5/22:
President Donald Trump said the U.S. is reconsidering penalties against Chinese
telecommunications maker ZTE Corp. as a favor to the country's president Xi
Jinping, prompting members of Congress to warn him against softening the
punishment.
"The president asked me to look into that and I
am doing it," Trump told reporters at the White House.
- - - - - - - - - - - - - - - - - - - - - - -
6/20:
President Trump urged Republican lawmakers not to scuttle his administration’s
efforts to help the Chinese telecom firm ZTE, warning them that his reprieve
for the company was part of a broader geopolitical negotiating strategy.
Mr.

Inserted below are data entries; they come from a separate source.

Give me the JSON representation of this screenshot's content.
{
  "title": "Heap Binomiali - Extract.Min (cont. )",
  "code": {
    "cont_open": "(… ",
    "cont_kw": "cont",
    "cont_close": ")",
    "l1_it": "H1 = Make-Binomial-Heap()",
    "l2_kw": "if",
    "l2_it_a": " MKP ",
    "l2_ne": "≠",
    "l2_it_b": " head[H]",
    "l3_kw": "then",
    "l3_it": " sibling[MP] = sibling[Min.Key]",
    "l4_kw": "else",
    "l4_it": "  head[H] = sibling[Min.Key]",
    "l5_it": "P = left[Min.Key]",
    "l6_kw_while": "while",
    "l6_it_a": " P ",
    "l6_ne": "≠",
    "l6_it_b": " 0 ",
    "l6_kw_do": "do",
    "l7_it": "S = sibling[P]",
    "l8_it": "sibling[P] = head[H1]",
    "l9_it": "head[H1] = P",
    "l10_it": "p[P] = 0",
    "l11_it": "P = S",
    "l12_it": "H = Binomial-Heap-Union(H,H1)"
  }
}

Trump and Republican lawmakers met at the White
House to discuss the fate of the company, which had been banned by the Commerce
Department from buying American products this year as punishment for violating
American sanctions. The administration has since lifted that ban at Mr. Trump’s
request and over the objections of lawmakers, who voted Monday to reinstate the
penalties on ZTE.
Even though his own Commerce Department had identified
ZTE's sanctions violations as serious, deliberate and serial, Mr. Trump ordered
the Department to water down the penalties, which would have put ZTE out of
business, after President Xi Jinping of China personally lobbied him to
reconsider.
= = = = = = = = = = = = = = = = = =
Well. How 'bout them apples.
And here I'd been wondering how the U.S. got Russia and China to use their Security Council seats not to veto but to affirm tough sanctions against Iran and North Korea; thinking that the Obama and then Trump Administration's diplomats deserved congratulations.

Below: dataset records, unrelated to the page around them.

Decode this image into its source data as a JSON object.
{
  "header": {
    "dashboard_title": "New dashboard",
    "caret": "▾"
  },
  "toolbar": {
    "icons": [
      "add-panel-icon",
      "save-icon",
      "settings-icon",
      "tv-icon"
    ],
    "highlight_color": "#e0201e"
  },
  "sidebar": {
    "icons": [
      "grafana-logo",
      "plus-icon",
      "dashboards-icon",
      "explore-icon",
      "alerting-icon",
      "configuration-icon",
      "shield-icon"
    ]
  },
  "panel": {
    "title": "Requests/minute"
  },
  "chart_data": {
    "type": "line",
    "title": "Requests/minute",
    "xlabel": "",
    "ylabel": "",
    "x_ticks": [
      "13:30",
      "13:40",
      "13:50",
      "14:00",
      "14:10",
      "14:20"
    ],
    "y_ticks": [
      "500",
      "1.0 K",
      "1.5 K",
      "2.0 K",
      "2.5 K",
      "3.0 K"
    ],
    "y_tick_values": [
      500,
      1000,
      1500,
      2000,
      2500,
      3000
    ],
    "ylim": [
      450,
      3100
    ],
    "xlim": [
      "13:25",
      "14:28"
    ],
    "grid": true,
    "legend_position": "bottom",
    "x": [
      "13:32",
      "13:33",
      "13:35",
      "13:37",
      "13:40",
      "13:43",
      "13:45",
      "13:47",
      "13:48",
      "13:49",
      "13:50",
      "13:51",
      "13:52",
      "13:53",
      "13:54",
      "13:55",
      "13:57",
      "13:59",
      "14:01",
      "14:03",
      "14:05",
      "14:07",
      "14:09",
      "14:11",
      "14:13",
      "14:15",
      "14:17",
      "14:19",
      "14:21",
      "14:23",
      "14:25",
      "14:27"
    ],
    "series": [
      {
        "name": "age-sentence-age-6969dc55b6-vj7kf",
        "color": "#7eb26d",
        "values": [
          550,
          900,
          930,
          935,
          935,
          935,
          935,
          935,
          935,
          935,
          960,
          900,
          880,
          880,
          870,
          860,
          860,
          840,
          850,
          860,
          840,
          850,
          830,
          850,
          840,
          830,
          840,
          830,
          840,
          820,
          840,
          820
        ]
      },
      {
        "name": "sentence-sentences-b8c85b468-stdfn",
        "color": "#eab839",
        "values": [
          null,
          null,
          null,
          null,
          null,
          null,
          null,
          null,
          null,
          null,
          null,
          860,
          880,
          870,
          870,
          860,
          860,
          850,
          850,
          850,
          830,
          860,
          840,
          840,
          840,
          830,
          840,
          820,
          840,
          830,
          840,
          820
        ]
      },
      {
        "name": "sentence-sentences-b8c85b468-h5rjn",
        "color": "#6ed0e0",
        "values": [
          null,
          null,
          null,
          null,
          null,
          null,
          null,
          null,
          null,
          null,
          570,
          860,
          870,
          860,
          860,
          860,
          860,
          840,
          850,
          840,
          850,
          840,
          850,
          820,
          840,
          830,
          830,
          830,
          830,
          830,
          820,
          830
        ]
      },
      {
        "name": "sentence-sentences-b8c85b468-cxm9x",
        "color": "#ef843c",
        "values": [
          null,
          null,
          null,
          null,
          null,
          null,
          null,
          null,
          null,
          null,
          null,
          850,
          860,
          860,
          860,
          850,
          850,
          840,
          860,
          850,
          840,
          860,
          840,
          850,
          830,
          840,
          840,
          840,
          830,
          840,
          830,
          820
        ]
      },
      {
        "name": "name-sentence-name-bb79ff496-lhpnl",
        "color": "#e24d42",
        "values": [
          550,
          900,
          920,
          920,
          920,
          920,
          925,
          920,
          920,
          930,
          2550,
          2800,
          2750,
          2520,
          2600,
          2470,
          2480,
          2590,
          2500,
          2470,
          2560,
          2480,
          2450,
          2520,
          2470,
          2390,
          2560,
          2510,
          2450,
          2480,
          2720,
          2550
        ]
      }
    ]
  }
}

I'll bet Putin and Xi feel they deserved more than that. And now that Trump has redefined (sc. abolished) the whole concept of government ethics, how can it be long before they start getting it? Lunch at Scarpetta, ambassadorial table-talk nobody else can quite overhear (without electronic assistance): "Really quite necessary, I am sorry to say. But mon cher, are you quite sure the provisions on aluminum are strict enough? Pass the butter, please."